If there are aggregators that are truly known to treat TTL as the minimum refresh frequency then we should list those and only those. If we don't know of any, then that first statement is a complete fabrication.

James Holderness
You're overlooking the last part of that paragraph: "... which either indicates that TTL is used as a minimum or is ignored by the aggregator."

I no longer own the Rmail data, so I'm no longer at liberty to provide stats. Sorry.

Randy

I did not overlook the last part of that paragraph. I'm saying that while that statement may be true, it is still misleading. It gives the impression that all of those aggregators might support TTL as a minimum, when in fact there is no evidence to suggest that.

We might as well create a test feed with a TTL set to one minute, note that no aggregators treat that as the minimum update frequency, and then claim that all aggregators treat it as a maximum or ignore it. The statement would be true (for that particular test case), but misleading.

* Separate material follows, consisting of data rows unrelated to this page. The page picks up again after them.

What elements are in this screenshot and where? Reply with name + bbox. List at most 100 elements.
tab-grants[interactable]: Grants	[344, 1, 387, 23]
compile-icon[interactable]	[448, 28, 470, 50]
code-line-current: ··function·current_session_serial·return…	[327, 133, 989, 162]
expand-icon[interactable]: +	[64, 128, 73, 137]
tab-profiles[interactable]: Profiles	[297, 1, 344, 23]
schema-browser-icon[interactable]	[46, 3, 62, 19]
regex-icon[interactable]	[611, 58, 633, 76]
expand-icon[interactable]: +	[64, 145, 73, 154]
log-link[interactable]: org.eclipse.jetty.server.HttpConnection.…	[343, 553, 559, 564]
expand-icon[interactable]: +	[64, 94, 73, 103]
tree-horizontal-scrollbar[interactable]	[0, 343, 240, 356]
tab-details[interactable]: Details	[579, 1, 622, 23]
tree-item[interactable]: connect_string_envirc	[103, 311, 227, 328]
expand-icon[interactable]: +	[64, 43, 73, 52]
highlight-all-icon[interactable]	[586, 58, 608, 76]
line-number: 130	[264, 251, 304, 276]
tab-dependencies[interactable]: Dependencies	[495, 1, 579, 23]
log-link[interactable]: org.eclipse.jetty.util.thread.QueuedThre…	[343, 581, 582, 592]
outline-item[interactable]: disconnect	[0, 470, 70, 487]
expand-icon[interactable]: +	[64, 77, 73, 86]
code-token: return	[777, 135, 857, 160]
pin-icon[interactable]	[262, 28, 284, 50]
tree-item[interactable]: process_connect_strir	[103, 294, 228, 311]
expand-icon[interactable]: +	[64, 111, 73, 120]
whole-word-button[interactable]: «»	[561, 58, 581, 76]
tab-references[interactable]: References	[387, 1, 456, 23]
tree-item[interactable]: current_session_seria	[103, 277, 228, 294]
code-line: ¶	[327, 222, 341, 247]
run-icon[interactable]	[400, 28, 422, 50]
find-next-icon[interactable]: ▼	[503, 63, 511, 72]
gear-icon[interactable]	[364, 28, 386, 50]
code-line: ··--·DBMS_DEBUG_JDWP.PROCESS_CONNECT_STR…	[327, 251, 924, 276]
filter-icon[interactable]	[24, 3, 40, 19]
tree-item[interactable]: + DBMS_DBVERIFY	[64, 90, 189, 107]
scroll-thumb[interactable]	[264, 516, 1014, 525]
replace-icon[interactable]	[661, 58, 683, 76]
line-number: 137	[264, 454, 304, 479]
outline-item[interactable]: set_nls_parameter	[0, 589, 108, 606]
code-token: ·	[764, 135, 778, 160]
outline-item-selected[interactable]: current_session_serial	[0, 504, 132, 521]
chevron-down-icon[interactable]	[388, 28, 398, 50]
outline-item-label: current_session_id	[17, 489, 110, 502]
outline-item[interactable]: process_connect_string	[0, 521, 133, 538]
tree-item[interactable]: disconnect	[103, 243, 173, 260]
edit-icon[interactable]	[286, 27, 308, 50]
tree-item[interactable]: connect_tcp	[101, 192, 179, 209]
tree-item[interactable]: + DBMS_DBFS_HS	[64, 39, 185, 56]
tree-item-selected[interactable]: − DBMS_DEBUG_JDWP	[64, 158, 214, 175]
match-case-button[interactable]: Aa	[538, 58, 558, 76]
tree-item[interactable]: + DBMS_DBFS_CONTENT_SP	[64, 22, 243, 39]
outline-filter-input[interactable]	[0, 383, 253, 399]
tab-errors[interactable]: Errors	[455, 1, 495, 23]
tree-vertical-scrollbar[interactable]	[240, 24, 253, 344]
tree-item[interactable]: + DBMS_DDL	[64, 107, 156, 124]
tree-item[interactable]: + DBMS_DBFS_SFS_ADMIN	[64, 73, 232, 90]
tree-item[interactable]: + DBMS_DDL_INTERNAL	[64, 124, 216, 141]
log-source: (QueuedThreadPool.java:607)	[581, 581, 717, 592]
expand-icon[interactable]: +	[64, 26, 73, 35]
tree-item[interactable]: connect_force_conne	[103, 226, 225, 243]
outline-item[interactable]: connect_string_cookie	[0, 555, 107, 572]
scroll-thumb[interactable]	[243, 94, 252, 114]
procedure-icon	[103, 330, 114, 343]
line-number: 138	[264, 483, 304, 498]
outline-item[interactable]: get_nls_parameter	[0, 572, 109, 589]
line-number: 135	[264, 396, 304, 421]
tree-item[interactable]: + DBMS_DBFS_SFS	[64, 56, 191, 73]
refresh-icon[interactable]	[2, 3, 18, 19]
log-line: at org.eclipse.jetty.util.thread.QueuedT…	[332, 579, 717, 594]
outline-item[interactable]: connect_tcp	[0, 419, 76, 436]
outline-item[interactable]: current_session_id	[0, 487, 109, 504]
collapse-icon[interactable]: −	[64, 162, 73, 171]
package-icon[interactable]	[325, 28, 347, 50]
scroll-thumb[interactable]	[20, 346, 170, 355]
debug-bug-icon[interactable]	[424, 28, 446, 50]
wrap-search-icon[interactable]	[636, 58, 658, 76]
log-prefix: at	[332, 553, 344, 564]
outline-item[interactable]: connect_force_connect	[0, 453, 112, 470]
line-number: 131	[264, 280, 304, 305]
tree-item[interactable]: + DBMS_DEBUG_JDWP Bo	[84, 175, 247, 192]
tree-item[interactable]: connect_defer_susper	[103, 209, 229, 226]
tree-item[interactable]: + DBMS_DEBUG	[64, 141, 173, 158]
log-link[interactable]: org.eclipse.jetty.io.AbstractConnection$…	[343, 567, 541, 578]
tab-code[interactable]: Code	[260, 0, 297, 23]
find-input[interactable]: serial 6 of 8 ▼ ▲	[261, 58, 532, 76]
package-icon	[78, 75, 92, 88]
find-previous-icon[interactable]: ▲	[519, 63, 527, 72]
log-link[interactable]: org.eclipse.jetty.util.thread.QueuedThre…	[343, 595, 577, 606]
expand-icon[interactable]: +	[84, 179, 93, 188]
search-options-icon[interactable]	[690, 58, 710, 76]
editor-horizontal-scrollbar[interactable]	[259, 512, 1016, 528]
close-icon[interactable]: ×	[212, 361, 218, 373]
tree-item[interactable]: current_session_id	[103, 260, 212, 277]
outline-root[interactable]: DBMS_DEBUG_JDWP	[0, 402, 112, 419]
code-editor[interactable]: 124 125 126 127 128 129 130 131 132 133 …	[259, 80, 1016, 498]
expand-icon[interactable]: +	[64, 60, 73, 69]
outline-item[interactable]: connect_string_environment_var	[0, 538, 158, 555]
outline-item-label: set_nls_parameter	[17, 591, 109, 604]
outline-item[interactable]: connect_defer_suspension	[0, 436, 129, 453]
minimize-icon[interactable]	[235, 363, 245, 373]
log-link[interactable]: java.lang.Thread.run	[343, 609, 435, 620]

And we still have this statement: "Some aggregators use the TTL value as the minimum frequency of update checks on a feed." Nothing in the last part of the paragraph changes the meaning of that. So my question is, exactly which aggregators do that? Not which aggregators *might* do that. If we can't name more than one aggregator that is known to interpret TTL as a minimum update frequency (and I certainly can't) then that statement is simply not true.

FWIW I can name six aggregators that treat it as a maximum update frequency, one of which (GreatNews) the profile specifically claims does not support TTL as a maximum frequency.

Bottom line: I think this section needs further discussion, and it would be better if we continued on rss-public.

James Holderness
I'm sorry. I see the issue has already been raised on rss-public. I'll reply there.